Friday, 12 August 2016

WHO bans whole countries from its jamboree

The WHO's latest clandestine tobacco control meeting is due to take place in New Delhi in November. Readers may recall that the last shindig (in Moscow) saw a blanket ban on everybody from Interpol to the media - not to mention industry and the public - attending a conference that is paid for by the taxpayer and aims to change government policy.

According to the Huffington Post, the WHO's paranoid obsession with secrecy and censorship will plumb new depths in India as they intend to ban whole nations from attending...

In a document obtained from the FCTC, the organizers ask for support to “ensure the exclusion of representatives and officials from...fully or partially state-owned tobacco industries, including state tobacco monopolies.” Specifically, the FCTC hopes to ban certain “appointed and elected officials from executive, legislative and judicial branches” from the meeting.

This effort to exclude delegates with associations with tobacco production is so broad that it will almost certainly prohibit finance ministers, economic development secretaries, public health officials, and even presidents and prime ministers representing countries that operate state-owned tobacco growing or manufacturing operations, or engage in marketing and trade efforts.

This could mean that nations which account for more than a third of the global population will not be represented...

As a result, countries including China, Cuba, Egypt, Bulgaria, Thailand and even India, the convention’s host country, may have a hard time having delegates approved to attend the event and vote on issues that impact their citizens.

Utter insanity.
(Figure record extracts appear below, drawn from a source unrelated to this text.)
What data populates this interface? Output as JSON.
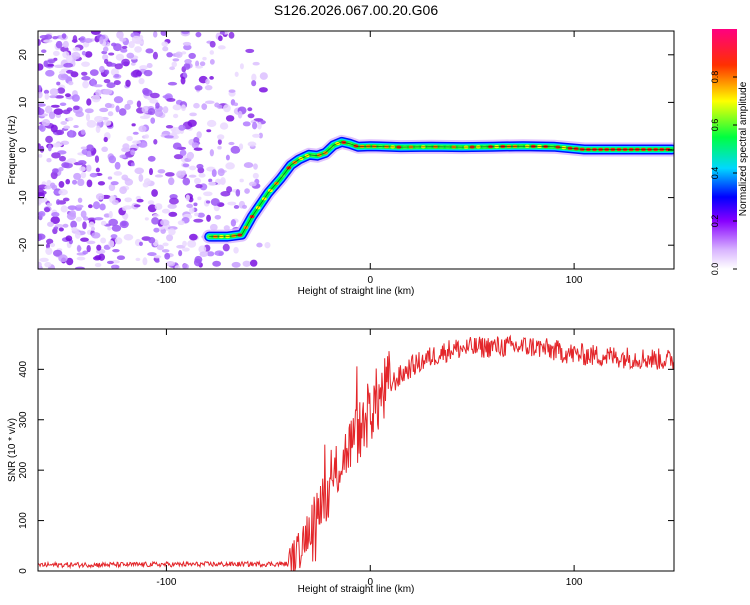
{
  "title": "S126.2026.067.00.20.G06",
  "colors": {
    "snr_line": "#e3262a",
    "axis": "#000000",
    "track_core": "#ff2010"
  },
  "chart_data": [
    {
      "type": "heatmap",
      "title": "S126.2026.067.00.20.G06",
      "xlabel": "Height of straight line (km)",
      "ylabel": "Frequency (Hz)",
      "xlim": [
        -163,
        149
      ],
      "ylim": [
        -25,
        25
      ],
      "xticks": [
        -100,
        0,
        100
      ],
      "yticks": [
        -20,
        -10,
        0,
        10,
        20
      ],
      "ridge_track": {
        "x": [
          -79,
          -70,
          -63,
          -58,
          -50,
          -44,
          -39,
          -35,
          -30,
          -26,
          -22,
          -18,
          -14,
          -10,
          -6,
          0,
          15,
          30,
          45,
          60,
          75,
          90,
          105,
          120,
          135,
          148
        ],
        "y": [
          -18.2,
          -18.2,
          -17.8,
          -14,
          -9,
          -6,
          -3.2,
          -2,
          -1,
          -1.2,
          -0.6,
          1,
          1.7,
          1.3,
          0.7,
          0.8,
          0.6,
          0.7,
          0.6,
          0.7,
          0.8,
          0.7,
          0.1,
          0.1,
          0.1,
          0.1
        ]
      },
      "colorbar": {
        "label": "Normalized spectral amplitude",
        "range": [
          0,
          1
        ],
        "ticks": [
          "0.0",
          "0.2",
          "0.4",
          "0.6",
          "0.8"
        ]
      }
    },
    {
      "type": "line",
      "xlabel": "Height of straight line (km)",
      "ylabel": "SNR (10 * v/v)",
      "xlim": [
        -163,
        149
      ],
      "ylim": [
        0,
        480
      ],
      "xticks": [
        -100,
        0,
        100
      ],
      "yticks": [
        0,
        100,
        200,
        300,
        400
      ],
      "series": [
        {
          "name": "SNR",
          "trend": {
            "x": [
              -163,
              -40,
              -35,
              -30,
              -25,
              -20,
              -15,
              -10,
              -5,
              0,
              10,
              20,
              30,
              40,
              60,
              80,
              100,
              120,
              149
            ],
            "y": [
              12,
              14,
              40,
              90,
              120,
              160,
              210,
              250,
              280,
              320,
              370,
              405,
              425,
              440,
              445,
              445,
              430,
              425,
              418
            ]
          }
        }
      ]
    }
  ]
}
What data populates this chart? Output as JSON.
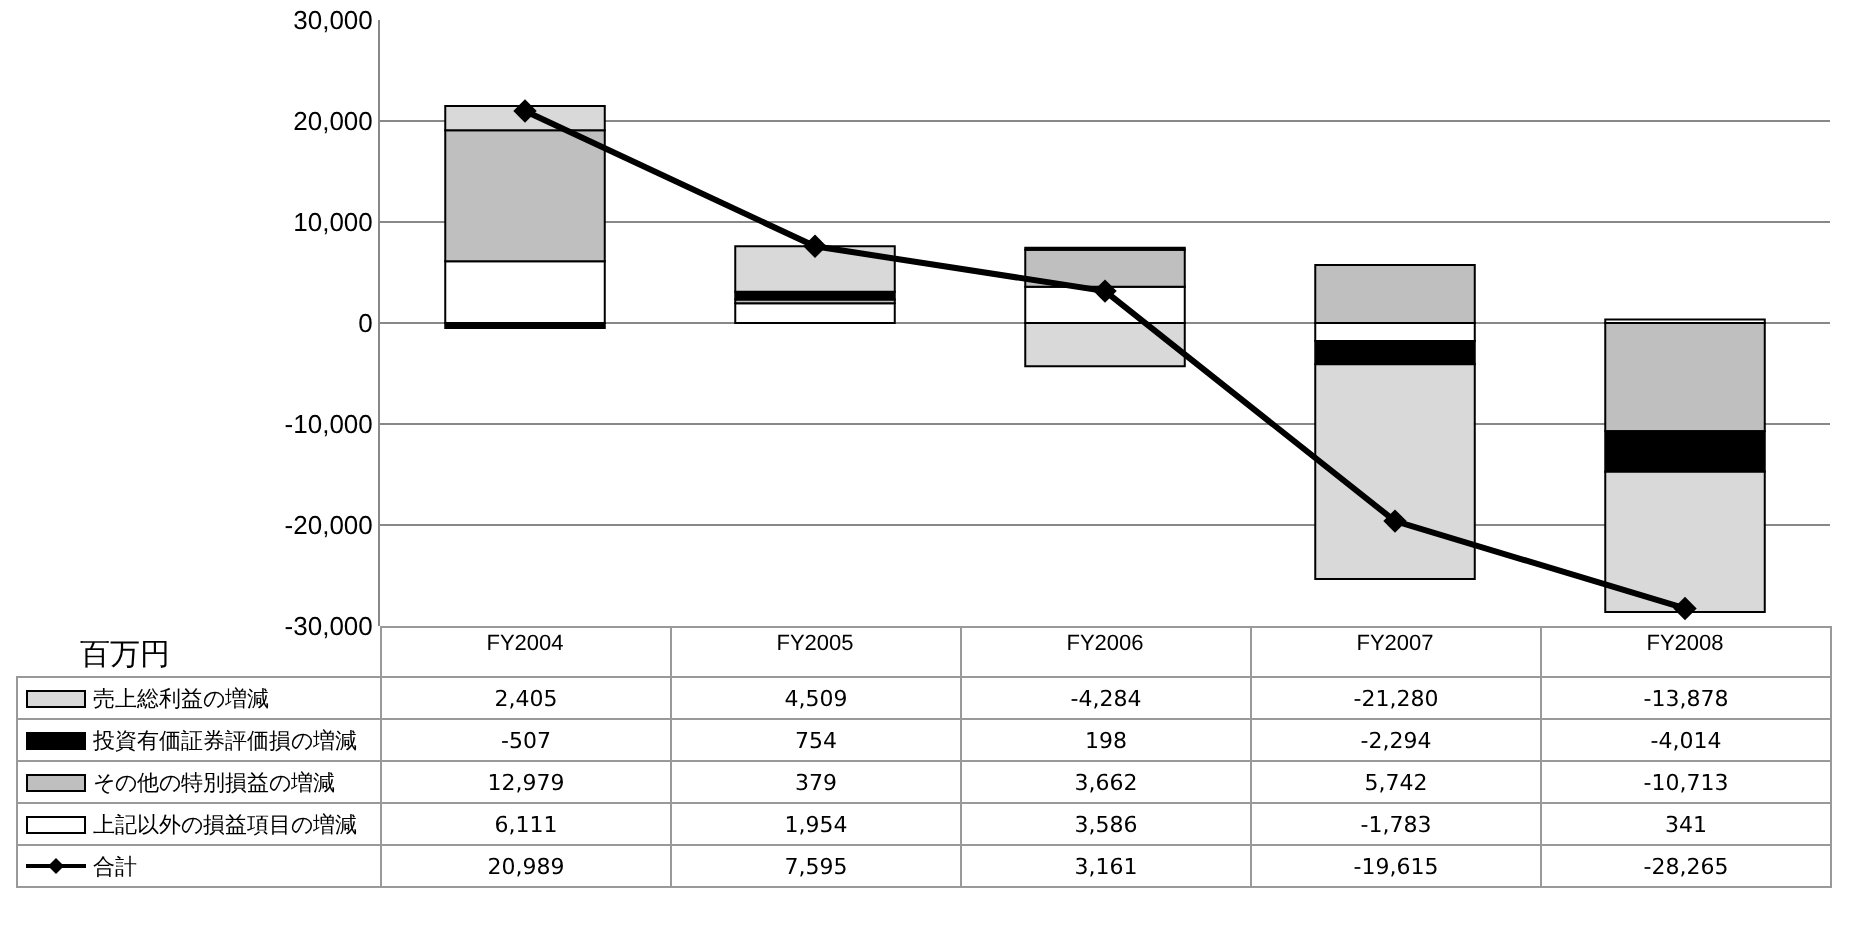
{
  "chart_data": {
    "type": "bar",
    "stacked": true,
    "ylabel": "百万円",
    "categories": [
      "FY2004",
      "FY2005",
      "FY2006",
      "FY2007",
      "FY2008"
    ],
    "series": [
      {
        "name": "上記以外の損益項目の増減",
        "color": "#ffffff",
        "values": [
          6111,
          1954,
          3586,
          -1783,
          341
        ],
        "value_labels": [
          "6,111",
          "1,954",
          "3,586",
          "-1,783",
          "341"
        ]
      },
      {
        "name": "その他の特別損益の増減",
        "color": "#bfbfbf",
        "values": [
          12979,
          379,
          3662,
          5742,
          -10713
        ],
        "value_labels": [
          "12,979",
          "379",
          "3,662",
          "5,742",
          "-10,713"
        ]
      },
      {
        "name": "投資有価証券評価損の増減",
        "color": "#000000",
        "values": [
          -507,
          754,
          198,
          -2294,
          -4014
        ],
        "value_labels": [
          "-507",
          "754",
          "198",
          "-2,294",
          "-4,014"
        ]
      },
      {
        "name": "売上総利益の増減",
        "color": "#d9d9d9",
        "values": [
          2405,
          4509,
          -4284,
          -21280,
          -13878
        ],
        "value_labels": [
          "2,405",
          "4,509",
          "-4,284",
          "-21,280",
          "-13,878"
        ]
      },
      {
        "name": "合計",
        "type": "line",
        "color": "#000000",
        "marker": "diamond",
        "values": [
          20989,
          7595,
          3161,
          -19615,
          -28265
        ],
        "value_labels": [
          "20,989",
          "7,595",
          "3,161",
          "-19,615",
          "-28,265"
        ]
      }
    ],
    "ylim": [
      -30000,
      30000
    ],
    "yticks": [
      {
        "value": -30000,
        "label": "-30,000"
      },
      {
        "value": -20000,
        "label": "-20,000"
      },
      {
        "value": -10000,
        "label": "-10,000"
      },
      0,
      {
        "value": 10000,
        "label": "10,000"
      },
      {
        "value": 20000,
        "label": "20,000"
      },
      {
        "value": 30000,
        "label": "30,000"
      }
    ],
    "grid": "y",
    "legend": "bottom"
  }
}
In politics, it is usually the way that large, official agencies take a sober and restrained view of things while extremism breeds at the margins. The opposite is true in 'public health' where the WHO attracts the most fanatical and least accountable zealots and it is left to domestic organisations to take the edge off the madness.

So, for example, while governments try to mitigate the impact of anti-smoking policies on the black market, the people in the WHO bunker imagine they can eradicate the illicit tobacco trade.

And while governments seek to make health policy without excessive industry involvement, the WHO not only bans industry employees from observing proceedings which directly affect them, but bans everyone but a select handful of true believers from being in the room.

As I said back in 2012...

This is madness. Is there any organisation these maniacs do not suspect are 'front groups' for Big Backy? The real issue here is not allowing the industry—or Interpol—to engage, it is that no opposing views are allowed whatsoever. I don't imagine that the industry necessarily represents the views of its customers, but they represent them better than the people who hate the customers, hate the industry and hate the product. Ideally, I'd like to see the tobacco control "community" invite smokers to their conferences and ask them how they feel about higher taxes and outdoor smoking bans, but they never do. I can't think why.

The result of excluding everybody except fellow fanatics is that you end up with retarded and delusional policies which only make sense at two in the morning when they are being discussed by monomaniacs in the hotel bar.

Now, this corrupt agency wants to extend their prohibition to true believers who happen to come from countries where the state is involved in tobacco production. They have completely lost the plot. Can we stop giving them our money now, please?